Spektakuläre Rettungsaktion für gestrandeten Buckelwal gestartet
Vor Timmendorfer Strand an der Ostsee läuft eine außergewöhnliche Rettungsaktion für einen gestrandeten Buckelwal. Seit Montag liegt der 12 bis 15 Meter große Meeressäuger auf einer Sandbank fest, nachdem alle bisherigen Befreiungsversuche gescheitert sind. Nun kommt schweres Gerät zum Einsatz, um dem Tier zurück ins tiefere Wasser zu helfen.
Bagger graben 50 Meter lange Rinne
Die Helfer haben am Mittwochmorgen mit den Rettungsarbeiten begonnen. Zwei Bagger der Firma Ökologischer Gewässerdienst Wandhoff graben in einiger Entfernung vom Wal eine spezielle Rinne. Diese soll laut Baggerfahrer Tim Löhndorf insgesamt 50 Meter lang, sechs Meter breit und 1,20 Meter tief werden. Die Arbeiten erfolgen langsam und behutsam, damit sich der Buckelwal an die Geräusche der Maschinen gewöhnen kann.
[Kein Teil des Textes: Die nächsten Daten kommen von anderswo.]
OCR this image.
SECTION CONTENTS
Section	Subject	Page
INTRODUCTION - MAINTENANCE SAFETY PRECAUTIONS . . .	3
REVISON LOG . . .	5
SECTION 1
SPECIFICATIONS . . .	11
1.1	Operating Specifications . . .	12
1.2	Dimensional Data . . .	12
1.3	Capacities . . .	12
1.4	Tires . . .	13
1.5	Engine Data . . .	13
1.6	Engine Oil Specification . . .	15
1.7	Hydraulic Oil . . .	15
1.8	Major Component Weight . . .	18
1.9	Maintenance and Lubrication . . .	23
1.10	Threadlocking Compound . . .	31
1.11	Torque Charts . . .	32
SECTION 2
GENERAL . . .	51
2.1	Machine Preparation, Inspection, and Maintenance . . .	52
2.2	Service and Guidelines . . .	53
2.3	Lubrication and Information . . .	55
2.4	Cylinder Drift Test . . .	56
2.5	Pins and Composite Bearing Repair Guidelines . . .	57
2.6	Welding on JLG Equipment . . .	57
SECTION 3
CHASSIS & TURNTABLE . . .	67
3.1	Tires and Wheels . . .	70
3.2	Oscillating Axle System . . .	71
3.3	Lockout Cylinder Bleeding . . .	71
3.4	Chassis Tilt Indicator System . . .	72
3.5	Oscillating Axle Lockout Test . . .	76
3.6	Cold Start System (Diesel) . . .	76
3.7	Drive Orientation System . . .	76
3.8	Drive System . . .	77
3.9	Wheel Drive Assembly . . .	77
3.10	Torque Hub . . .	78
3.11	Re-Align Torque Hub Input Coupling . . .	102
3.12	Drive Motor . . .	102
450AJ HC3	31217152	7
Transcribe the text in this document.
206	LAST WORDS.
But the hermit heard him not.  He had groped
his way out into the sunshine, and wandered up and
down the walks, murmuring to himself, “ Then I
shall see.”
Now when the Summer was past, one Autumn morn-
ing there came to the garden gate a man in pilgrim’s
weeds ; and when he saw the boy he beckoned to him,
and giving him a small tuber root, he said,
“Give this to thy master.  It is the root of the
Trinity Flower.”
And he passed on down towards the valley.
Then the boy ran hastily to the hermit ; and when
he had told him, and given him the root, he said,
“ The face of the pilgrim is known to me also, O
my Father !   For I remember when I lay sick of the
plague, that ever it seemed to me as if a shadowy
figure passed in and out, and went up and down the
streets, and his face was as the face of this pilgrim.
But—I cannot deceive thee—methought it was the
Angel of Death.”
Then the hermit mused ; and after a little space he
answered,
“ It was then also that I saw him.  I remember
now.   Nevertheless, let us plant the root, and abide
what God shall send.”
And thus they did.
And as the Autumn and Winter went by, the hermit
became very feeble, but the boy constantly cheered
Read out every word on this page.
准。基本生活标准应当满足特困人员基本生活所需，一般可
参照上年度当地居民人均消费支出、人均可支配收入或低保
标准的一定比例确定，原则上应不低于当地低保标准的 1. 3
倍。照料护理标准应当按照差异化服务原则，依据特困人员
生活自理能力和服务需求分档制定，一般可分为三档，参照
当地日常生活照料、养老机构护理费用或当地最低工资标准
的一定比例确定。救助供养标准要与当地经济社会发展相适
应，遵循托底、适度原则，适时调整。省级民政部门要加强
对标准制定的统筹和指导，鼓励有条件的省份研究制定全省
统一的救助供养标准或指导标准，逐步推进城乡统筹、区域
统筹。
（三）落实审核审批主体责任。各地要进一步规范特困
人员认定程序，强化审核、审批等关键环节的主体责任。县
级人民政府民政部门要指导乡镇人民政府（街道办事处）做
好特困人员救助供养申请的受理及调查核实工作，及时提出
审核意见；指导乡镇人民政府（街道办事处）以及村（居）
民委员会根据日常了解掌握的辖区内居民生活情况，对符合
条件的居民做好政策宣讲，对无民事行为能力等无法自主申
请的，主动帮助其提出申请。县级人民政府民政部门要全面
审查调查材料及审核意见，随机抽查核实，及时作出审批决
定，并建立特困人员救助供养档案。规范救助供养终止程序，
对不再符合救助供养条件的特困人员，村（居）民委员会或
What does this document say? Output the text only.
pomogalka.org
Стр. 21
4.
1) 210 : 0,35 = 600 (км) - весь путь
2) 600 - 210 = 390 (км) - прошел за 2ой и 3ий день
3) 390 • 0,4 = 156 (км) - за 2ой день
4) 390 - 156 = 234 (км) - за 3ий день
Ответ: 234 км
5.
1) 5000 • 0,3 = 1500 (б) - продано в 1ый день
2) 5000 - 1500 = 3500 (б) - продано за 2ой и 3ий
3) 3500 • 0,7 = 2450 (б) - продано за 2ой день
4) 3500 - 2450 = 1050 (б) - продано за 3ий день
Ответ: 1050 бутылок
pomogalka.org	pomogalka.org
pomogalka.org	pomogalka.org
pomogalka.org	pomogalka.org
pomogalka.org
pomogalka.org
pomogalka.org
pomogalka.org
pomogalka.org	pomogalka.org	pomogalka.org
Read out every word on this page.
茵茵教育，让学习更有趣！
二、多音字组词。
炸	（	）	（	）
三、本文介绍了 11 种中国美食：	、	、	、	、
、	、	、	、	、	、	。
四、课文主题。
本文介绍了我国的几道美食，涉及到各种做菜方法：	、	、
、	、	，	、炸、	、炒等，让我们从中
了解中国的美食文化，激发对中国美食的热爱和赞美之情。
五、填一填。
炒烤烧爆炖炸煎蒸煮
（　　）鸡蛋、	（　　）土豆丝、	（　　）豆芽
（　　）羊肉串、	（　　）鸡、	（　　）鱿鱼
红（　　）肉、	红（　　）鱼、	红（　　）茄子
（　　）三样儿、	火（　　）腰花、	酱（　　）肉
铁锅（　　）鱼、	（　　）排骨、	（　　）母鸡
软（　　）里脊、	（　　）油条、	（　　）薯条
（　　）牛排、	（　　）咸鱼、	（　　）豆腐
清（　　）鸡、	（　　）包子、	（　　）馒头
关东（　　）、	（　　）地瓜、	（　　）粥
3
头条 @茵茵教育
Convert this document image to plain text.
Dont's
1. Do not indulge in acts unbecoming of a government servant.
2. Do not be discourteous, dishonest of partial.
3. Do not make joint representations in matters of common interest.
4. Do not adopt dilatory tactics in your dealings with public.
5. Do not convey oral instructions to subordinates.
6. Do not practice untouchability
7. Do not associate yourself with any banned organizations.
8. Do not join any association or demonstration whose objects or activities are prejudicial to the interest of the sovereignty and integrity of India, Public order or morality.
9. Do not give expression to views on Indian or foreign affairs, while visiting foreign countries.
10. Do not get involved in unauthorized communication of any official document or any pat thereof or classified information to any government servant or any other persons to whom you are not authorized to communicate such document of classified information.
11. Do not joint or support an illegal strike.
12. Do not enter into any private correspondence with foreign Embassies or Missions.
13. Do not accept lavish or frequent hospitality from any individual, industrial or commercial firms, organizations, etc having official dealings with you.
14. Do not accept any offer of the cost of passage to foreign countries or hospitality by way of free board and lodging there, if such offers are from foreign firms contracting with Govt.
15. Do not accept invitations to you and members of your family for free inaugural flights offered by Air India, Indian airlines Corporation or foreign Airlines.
„Bei den Arbeiten ist höchste Konzentration gefragt“, betonte Timmendorfer Strands Bürgermeister Sven Partheil-Böhnke. „Man muss sich bis auf einen Zentimeter an den Kopf des Tieres heranarbeiten. Dies ist auch für den Buckelwal nicht ganz ungefährlich.“ Besonders herausfordernd seien dabei die aktuellen Wind- und Strömungsverhältnisse vor der Küste.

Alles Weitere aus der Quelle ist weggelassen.